Er hat Hausaufgabenhefte korrigiert und mir war langweilig, also sah ich mir auf Instagram das Leben von Carl Barât and. Ich zeigte ihm ein Bild von Carl und seinem kleinen Sohn und er, so wunderbar ignorant den Gesichtern hinter der Musik gegenueber, fragte, ob das mein Cousin waere (mein Cousin ist im Februar Papa geworden und laut meiner Schwester ist es das haesslichste Kind der Welt. Ich habe nur eine Danke fuer die Glueckwuensche Karte mit happy family Foto erhalten und zwischen Wolldecke und den dicken Winterpullis der Eltern sah Baby Tabea ganz suess aus).
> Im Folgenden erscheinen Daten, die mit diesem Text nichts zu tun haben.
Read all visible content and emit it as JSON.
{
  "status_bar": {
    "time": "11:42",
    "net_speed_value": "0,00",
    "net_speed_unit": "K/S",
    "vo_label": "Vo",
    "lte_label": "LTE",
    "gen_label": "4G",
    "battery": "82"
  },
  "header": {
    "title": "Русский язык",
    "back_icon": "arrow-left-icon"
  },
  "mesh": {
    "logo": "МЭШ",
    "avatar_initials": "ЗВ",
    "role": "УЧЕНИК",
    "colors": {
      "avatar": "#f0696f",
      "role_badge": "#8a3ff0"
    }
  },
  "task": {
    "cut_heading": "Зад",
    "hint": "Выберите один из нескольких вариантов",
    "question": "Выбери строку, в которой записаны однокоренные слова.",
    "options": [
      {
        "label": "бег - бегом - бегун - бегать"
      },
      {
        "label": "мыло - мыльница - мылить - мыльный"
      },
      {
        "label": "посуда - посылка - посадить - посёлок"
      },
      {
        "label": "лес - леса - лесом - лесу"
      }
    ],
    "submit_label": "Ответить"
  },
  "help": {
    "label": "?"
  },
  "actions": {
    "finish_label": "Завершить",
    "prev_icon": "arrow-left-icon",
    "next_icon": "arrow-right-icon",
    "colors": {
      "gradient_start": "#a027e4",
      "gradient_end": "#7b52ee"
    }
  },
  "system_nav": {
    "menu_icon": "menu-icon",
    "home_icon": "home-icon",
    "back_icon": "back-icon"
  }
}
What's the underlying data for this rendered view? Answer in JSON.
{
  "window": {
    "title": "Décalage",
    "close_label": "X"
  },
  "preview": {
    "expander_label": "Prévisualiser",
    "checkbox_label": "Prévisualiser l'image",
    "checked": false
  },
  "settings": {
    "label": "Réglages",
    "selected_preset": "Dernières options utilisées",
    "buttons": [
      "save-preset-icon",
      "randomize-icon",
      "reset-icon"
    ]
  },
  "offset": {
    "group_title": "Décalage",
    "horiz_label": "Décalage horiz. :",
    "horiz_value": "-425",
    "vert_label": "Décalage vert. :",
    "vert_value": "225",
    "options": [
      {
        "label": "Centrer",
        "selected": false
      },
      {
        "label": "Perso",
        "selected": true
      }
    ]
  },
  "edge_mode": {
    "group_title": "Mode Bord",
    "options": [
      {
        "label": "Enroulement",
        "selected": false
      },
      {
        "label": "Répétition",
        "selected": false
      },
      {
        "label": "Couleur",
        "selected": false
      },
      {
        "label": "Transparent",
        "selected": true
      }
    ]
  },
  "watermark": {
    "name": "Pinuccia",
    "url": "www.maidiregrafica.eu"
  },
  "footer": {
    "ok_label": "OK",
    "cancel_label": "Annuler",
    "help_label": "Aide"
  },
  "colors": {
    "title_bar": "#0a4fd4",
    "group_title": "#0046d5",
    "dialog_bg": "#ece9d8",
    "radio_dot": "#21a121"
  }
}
Wir haben kurz darueber gescherzt, wie niedlich Babys sind und dass man es kinderlosen Paaren aus kinderarmen Laendern leichter machen sollte, Babys aus China zu adoptieren. Ich machte noch dumme Witze ueber Klassenzimmer voller chinesischer Kinder im laendlichen Mecklemburg-Vorpommern, als ich ihn ansah und bemerkte, dass er zwar ein bisschen lachte, aber eigentlich sagen wollte: Lass uns ein chinesisches Baby adoptieren.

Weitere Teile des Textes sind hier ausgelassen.